You should never feel any pain DURING sprinting. If you do in training, STOP. The force acting on your body in a sprint is big enough to turn small pain into big pain in an instant, and you don't want that. Joint pain in particular is alarming: it either means you have pre-existing injuries (in which case you should consider physiotherapy rather than sprinting) or your running form is off - in which case you should work on your running form rather than sprint.

As for the pain in the "Inner front knees" afterwards, if the pain is in the muscle, it means the Vastus Medialis needs to be strengthened (front squats do that, for example); if it's in the joint, it's the meniscus, and then again, you should not be sprinting currently.
It was stupid decision of mine to keep pushing through the pain. I do not act like that usually, but I am short on time in recent times and I was trying to use my time as much as possible. I’ve took some time off work and the end of my holiday is closing in, so that’s why I am working harder and more often. My mistakes were that I know that my form is not polished via training and also I have put some extra weight (I wanted to), but this probably takes toll on the joints. I plan to concentrate on my upper body in the coming days and to give my legs a little rest- probably some calf and glute training and some isometric holds.
 
It was stupid decision of mine to keep pushing through the pain. I do not act like that usually, but I am short on time in recent times and I was trying to use my time as much as possible. I’ve took some time off work and the end of my holiday is closing in, so that’s why I am working harder and more often. My mistakes were that I know that my form is not polished via training and also I have put some extra weight (I wanted to), but this probably takes toll on the joints. I plan to concentrate on my upper body in the coming days and to give my legs a little rest- probably some calf and glute training and some isometric holds.

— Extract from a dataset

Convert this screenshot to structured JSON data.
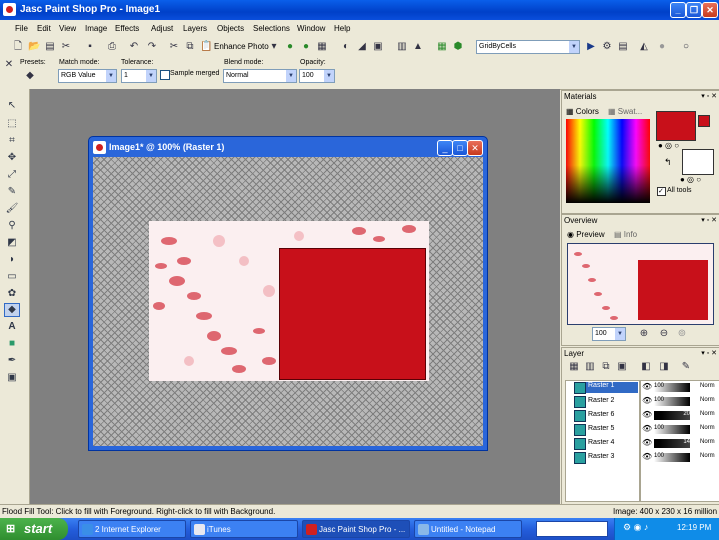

Well, let's hope you didn't really wreck anything. When you get back to your experiment, I would recommend strengthening the Vastus Medialis and doing the running ABC - first on its own and later as a warm-up.
You can find a lot of videos on that, here's just a random one:
 
Well, let's hope you didn't really wreck anything. When you get back to your experiment, I would recommend strengthening the Vastus Medialis and doing the running ABC - first on its own and later as a warm-up.
You can find a lot of videos on that, here's just a random one:

Thank you very much! You are very supportive! If I continue with running, for sure I would know who I can ask for guidance!
 
For something where you wanna be fairly shredded and still jacked, I think sprinting is great.